|Will you tell us a little about the origins of this story? |
I have always aspired to sell to Analog so I decided to take another shot at writing a hard science story. Also, I needed a story to bring to the Sycamore Hill Writers Workshop. Maybe these two things were working against each other because the science in this story is hard enough that Greg Benford bought it as a reprint for his anthology Skylife. But messing around with the narration to impress my mates at SycHill might have been a deal breaker for the Analog audience. In any event, Stan Schmidt passed and Gardner Dozois didn’t.
Despite Cleo’s seeming confidence, there’s a vulnerable uneasiness to her banter, as if she’s one of those people who talk more (instead of less) when they’re nervous. Is she trying to convince herself, as well as Jane, that she made the right decision?

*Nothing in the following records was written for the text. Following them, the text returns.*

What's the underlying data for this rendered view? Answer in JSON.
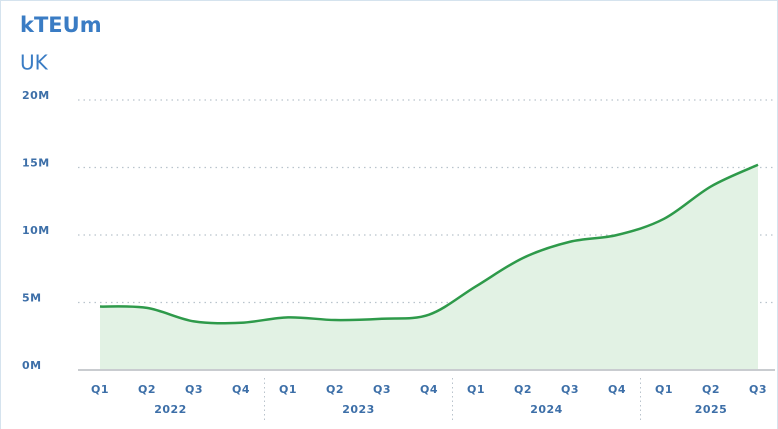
{
  "chart_data": {
    "type": "area",
    "title": "kTEUm",
    "subtitle": "UK",
    "groups": [
      {
        "label": "2022",
        "categories": [
          "Q1",
          "Q2",
          "Q3",
          "Q4"
        ]
      },
      {
        "label": "2023",
        "categories": [
          "Q1",
          "Q2",
          "Q3",
          "Q4"
        ]
      },
      {
        "label": "2024",
        "categories": [
          "Q1",
          "Q2",
          "Q3",
          "Q4"
        ]
      },
      {
        "label": "2025",
        "categories": [
          "Q1",
          "Q2",
          "Q3"
        ]
      }
    ],
    "values": [
      4700000,
      4600000,
      3600000,
      3500000,
      3900000,
      3700000,
      3800000,
      4100000,
      6200000,
      8300000,
      9500000,
      10000000,
      11200000,
      13600000,
      15200000
    ],
    "color": "#2e9a4a",
    "fill": "#e2f2e4",
    "ylim": [
      0,
      20000000
    ],
    "yticks": [
      {
        "value": 0,
        "label": "0M"
      },
      {
        "value": 5000000,
        "label": "5M"
      },
      {
        "value": 10000000,
        "label": "10M"
      },
      {
        "value": 15000000,
        "label": "15M"
      },
      {
        "value": 20000000,
        "label": "20M"
      }
    ],
    "grid": true
  }
}
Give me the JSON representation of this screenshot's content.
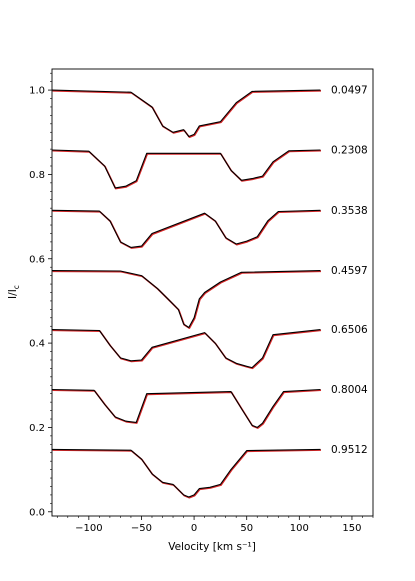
{
  "chart_data": {
    "type": "line",
    "xlabel": "Velocity [km s⁻¹]",
    "ylabel": "I/I",
    "ylabel_subscript": "c",
    "xlim": [
      -135,
      170
    ],
    "ylim": [
      -0.01,
      1.05
    ],
    "x_ticks": [
      -100,
      -50,
      0,
      50,
      100,
      150
    ],
    "y_ticks": [
      0.0,
      0.2,
      0.4,
      0.6,
      0.8,
      1.0
    ],
    "x_tick_labels": [
      "−100",
      "−50",
      "0",
      "50",
      "100",
      "150"
    ],
    "y_tick_labels": [
      "0.0",
      "0.2",
      "0.4",
      "0.6",
      "0.8",
      "1.0"
    ],
    "grid": false,
    "series_colors": {
      "observed": "#d62728",
      "model": "#000000"
    },
    "profiles": [
      {
        "phase": "0.0497",
        "continuum": 1.0,
        "velocity": [
          -135,
          -60,
          -40,
          -30,
          -20,
          -10,
          -5,
          0,
          5,
          15,
          25,
          40,
          55,
          120
        ],
        "flux": [
          1.0,
          0.995,
          0.96,
          0.915,
          0.9,
          0.906,
          0.89,
          0.895,
          0.915,
          0.92,
          0.925,
          0.97,
          0.997,
          1.0
        ]
      },
      {
        "phase": "0.2308",
        "continuum": 0.858,
        "velocity": [
          -135,
          -100,
          -85,
          -75,
          -65,
          -55,
          -45,
          25,
          35,
          45,
          55,
          65,
          75,
          90,
          120
        ],
        "flux": [
          0.858,
          0.855,
          0.82,
          0.768,
          0.772,
          0.785,
          0.85,
          0.85,
          0.81,
          0.786,
          0.79,
          0.796,
          0.83,
          0.856,
          0.858
        ]
      },
      {
        "phase": "0.3538",
        "continuum": 0.715,
        "velocity": [
          -135,
          -90,
          -80,
          -70,
          -60,
          -50,
          -40,
          10,
          20,
          30,
          40,
          50,
          60,
          70,
          80,
          120
        ],
        "flux": [
          0.715,
          0.713,
          0.69,
          0.64,
          0.627,
          0.63,
          0.66,
          0.708,
          0.69,
          0.65,
          0.635,
          0.642,
          0.652,
          0.69,
          0.712,
          0.715
        ]
      },
      {
        "phase": "0.4597",
        "continuum": 0.572,
        "velocity": [
          -135,
          -70,
          -50,
          -35,
          -25,
          -15,
          -10,
          -5,
          0,
          5,
          10,
          25,
          45,
          120
        ],
        "flux": [
          0.572,
          0.571,
          0.56,
          0.53,
          0.505,
          0.48,
          0.445,
          0.437,
          0.46,
          0.505,
          0.52,
          0.545,
          0.568,
          0.572
        ]
      },
      {
        "phase": "0.6506",
        "continuum": 0.432,
        "velocity": [
          -135,
          -90,
          -80,
          -70,
          -60,
          -50,
          -40,
          10,
          20,
          30,
          40,
          50,
          55,
          65,
          75,
          120
        ],
        "flux": [
          0.432,
          0.43,
          0.395,
          0.365,
          0.358,
          0.36,
          0.39,
          0.425,
          0.4,
          0.365,
          0.352,
          0.345,
          0.342,
          0.365,
          0.42,
          0.432
        ]
      },
      {
        "phase": "0.8004",
        "continuum": 0.29,
        "velocity": [
          -135,
          -95,
          -85,
          -75,
          -65,
          -55,
          -45,
          35,
          45,
          55,
          60,
          65,
          75,
          85,
          120
        ],
        "flux": [
          0.29,
          0.288,
          0.255,
          0.225,
          0.215,
          0.212,
          0.28,
          0.285,
          0.245,
          0.205,
          0.2,
          0.21,
          0.25,
          0.285,
          0.29
        ]
      },
      {
        "phase": "0.9512",
        "continuum": 0.148,
        "velocity": [
          -135,
          -60,
          -50,
          -40,
          -30,
          -20,
          -10,
          -5,
          0,
          5,
          15,
          25,
          35,
          50,
          120
        ],
        "flux": [
          0.148,
          0.146,
          0.125,
          0.09,
          0.07,
          0.065,
          0.04,
          0.035,
          0.04,
          0.055,
          0.058,
          0.065,
          0.1,
          0.145,
          0.148
        ]
      }
    ]
  }
}
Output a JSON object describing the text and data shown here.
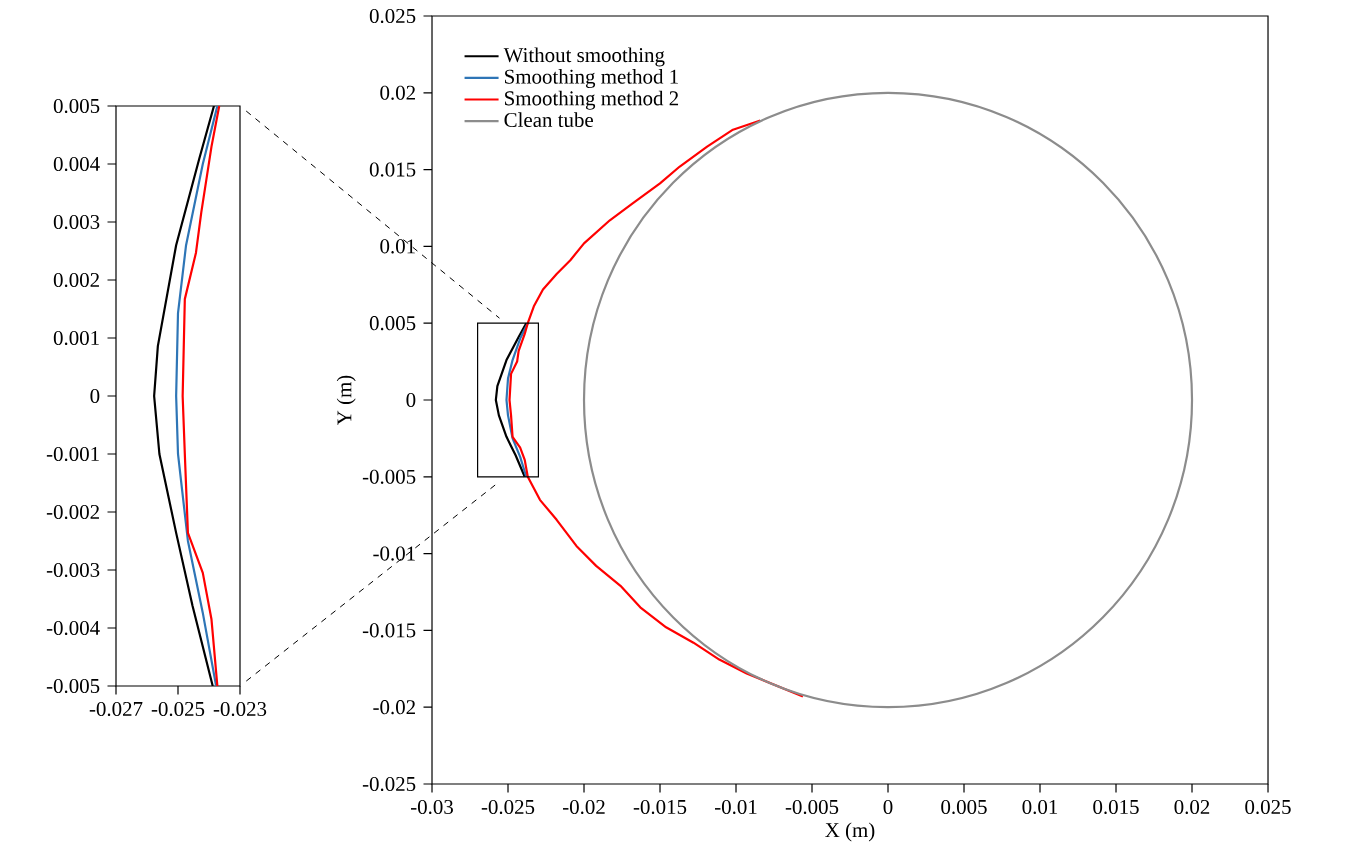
{
  "chart_data": [
    {
      "type": "line",
      "xlabel": "X (m)",
      "ylabel": "Y (m)",
      "xlim": [
        -0.03,
        0.025
      ],
      "ylim": [
        -0.025,
        0.025
      ],
      "xticks": [
        -0.03,
        -0.025,
        -0.02,
        -0.015,
        -0.01,
        -0.005,
        0,
        0.005,
        0.01,
        0.015,
        0.02,
        0.025
      ],
      "yticks": [
        -0.025,
        -0.02,
        -0.015,
        -0.01,
        -0.005,
        0,
        0.005,
        0.01,
        0.015,
        0.02,
        0.025
      ],
      "legend": "top left",
      "grid": false,
      "series": [
        {
          "name": "Without smoothing",
          "color": "#000000",
          "x": [
            -0.0238,
            -0.0243,
            -0.0251,
            -0.0257,
            -0.0258,
            -0.0256,
            -0.0251,
            -0.0245,
            -0.0239
          ],
          "values": [
            0.005,
            0.0041,
            0.0026,
            0.0009,
            0,
            -0.001,
            -0.0024,
            -0.0036,
            -0.005
          ]
        },
        {
          "name": "Smoothing method 1",
          "color": "#2e75b6",
          "x": [
            -0.0237,
            -0.0242,
            -0.0247,
            -0.025,
            -0.0251,
            -0.025,
            -0.0247,
            -0.0242,
            -0.0238
          ],
          "values": [
            0.005,
            0.004,
            0.0026,
            0.0014,
            0,
            -0.001,
            -0.0025,
            -0.0037,
            -0.005
          ]
        },
        {
          "name": "Smoothing method 2",
          "color": "#ff0000",
          "x": [
            -0.0084,
            -0.0102,
            -0.0119,
            -0.0137,
            -0.015,
            -0.0168,
            -0.0183,
            -0.02,
            -0.0209,
            -0.0218,
            -0.0227,
            -0.0233,
            -0.0237,
            -0.0239,
            -0.0243,
            -0.0244,
            -0.0248,
            -0.0249,
            -0.0248,
            -0.0247,
            -0.0242,
            -0.0239,
            -0.0237,
            -0.0229,
            -0.0218,
            -0.0205,
            -0.0192,
            -0.0176,
            -0.0163,
            -0.0146,
            -0.0128,
            -0.0111,
            -0.0093,
            -0.0056
          ],
          "values": [
            0.0182,
            0.0176,
            0.0165,
            0.0152,
            0.0141,
            0.0128,
            0.0117,
            0.0102,
            0.0091,
            0.0082,
            0.0072,
            0.0061,
            0.005,
            0.0043,
            0.0032,
            0.0025,
            0.0017,
            0,
            -0.001,
            -0.0024,
            -0.0031,
            -0.0039,
            -0.005,
            -0.0065,
            -0.0078,
            -0.0095,
            -0.0108,
            -0.0121,
            -0.0135,
            -0.0148,
            -0.0158,
            -0.0169,
            -0.0178,
            -0.0193
          ]
        }
      ],
      "annotations": [
        "Clean tube"
      ]
    },
    {
      "type": "line",
      "xlim": [
        -0.027,
        -0.023
      ],
      "ylim": [
        -0.005,
        0.005
      ],
      "xticks": [
        -0.027,
        -0.025,
        -0.023
      ],
      "yticks": [
        -0.005,
        -0.004,
        -0.003,
        -0.002,
        -0.001,
        0,
        0.001,
        0.002,
        0.003,
        0.004,
        0.005
      ],
      "series": [
        {
          "color": "#000000",
          "x": [
            -0.02384,
            -0.02431,
            -0.02506,
            -0.02565,
            -0.02577,
            -0.0256,
            -0.02506,
            -0.02453,
            -0.02388
          ],
          "values": [
            0.005,
            0.0041,
            0.0026,
            0.00086,
            0.0,
            -0.001,
            -0.00236,
            -0.00362,
            -0.005
          ]
        },
        {
          "color": "#2e75b6",
          "x": [
            -0.02373,
            -0.0242,
            -0.02474,
            -0.025,
            -0.02506,
            -0.025,
            -0.02468,
            -0.0242,
            -0.02377
          ],
          "values": [
            0.005,
            0.004,
            0.0026,
            0.00143,
            0.0,
            -0.001,
            -0.0025,
            -0.00374,
            -0.005
          ]
        },
        {
          "color": "#ff0000",
          "x": [
            -0.02367,
            -0.02392,
            -0.02425,
            -0.02442,
            -0.02478,
            -0.02485,
            -0.02478,
            -0.02468,
            -0.0242,
            -0.02392,
            -0.02373
          ],
          "values": [
            0.005,
            0.0043,
            0.00316,
            0.00247,
            0.00167,
            0.0,
            -0.001,
            -0.00236,
            -0.00305,
            -0.00385,
            -0.005
          ]
        }
      ]
    }
  ]
}
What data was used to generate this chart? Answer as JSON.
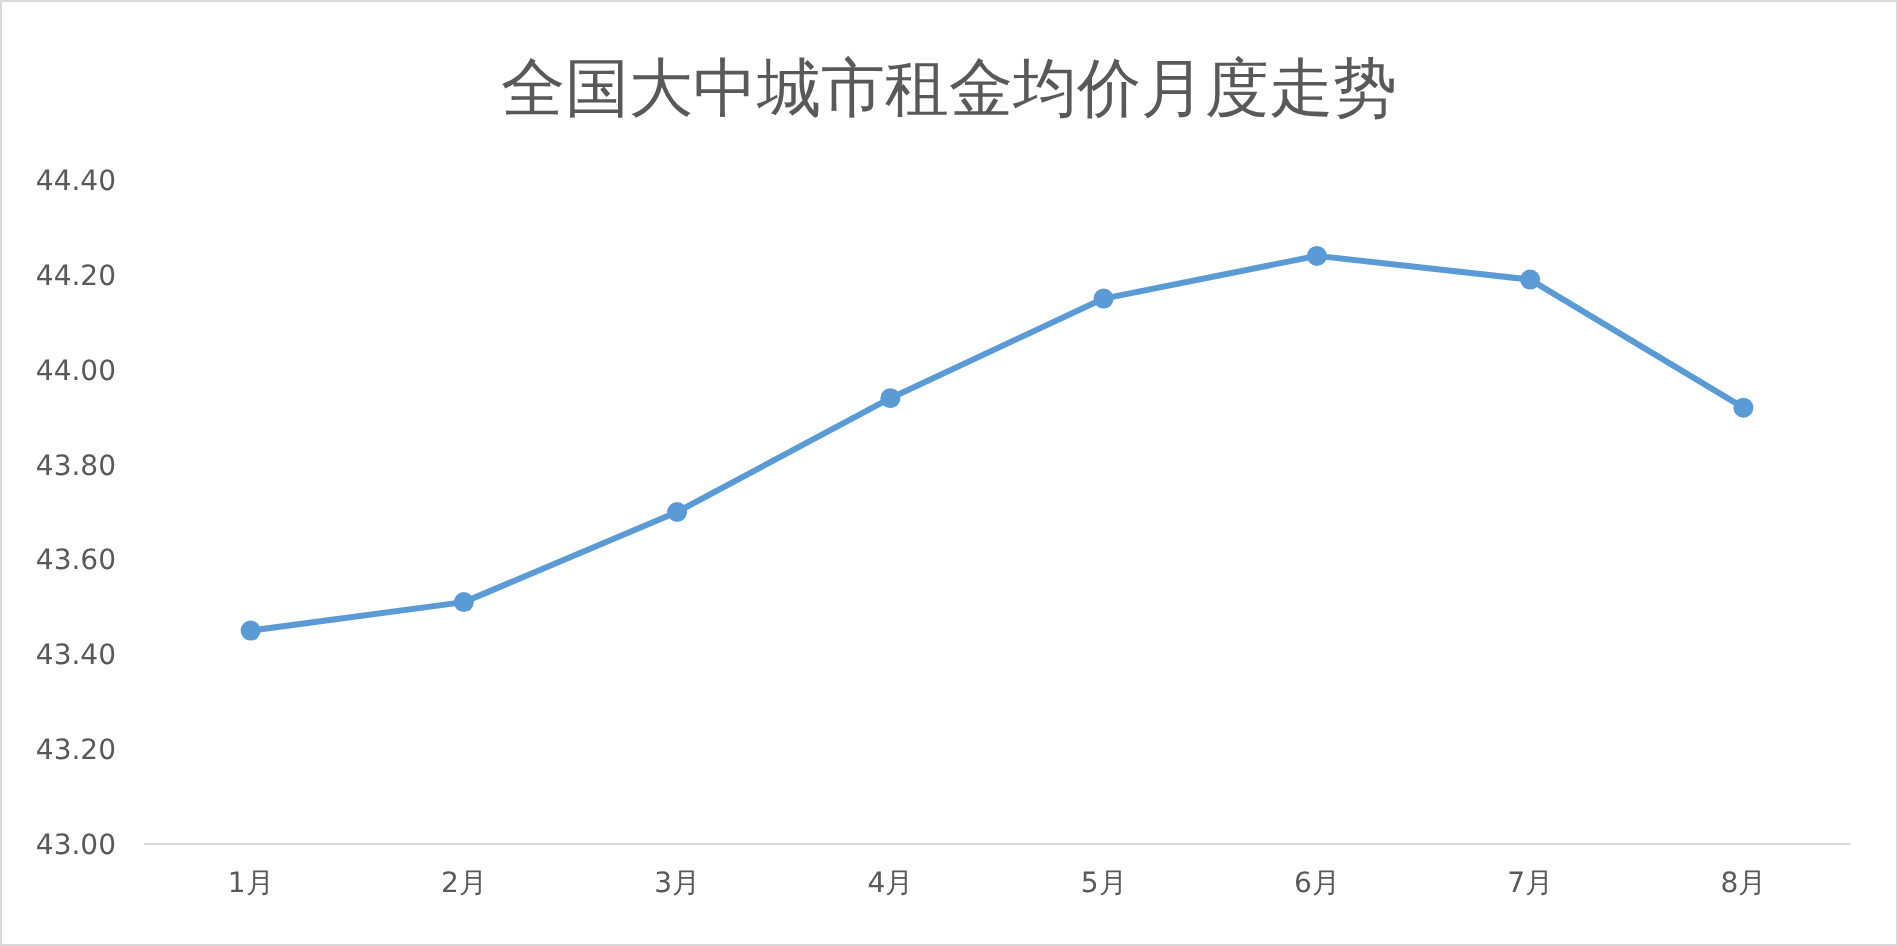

No question that she is uneasy about her decision, although I think she knows all too well that Elena was right. Of course, Cleo has also altered her personality and isn’t really herself again until well into the story.
Cleo mentions that she “moved to the night” when she was young. Now she owns a day-night timeshare. The fact that both space travel and regular life are so greatly changed from anything we’re familiar with adds a great deal of believability to the story. Were there any other reasons you chose to advance life on earth in addition to space travel?
I decided to make it clear that one of the reasons why anyone would go to space, given that living there would lop years off one’s life span, is that life on Earth is much less attractive in the world of the story than it is in our world. Extrapolating a more crowded and less fulfilling mundane existence makes the glamour of breaking away into space seem more inviting.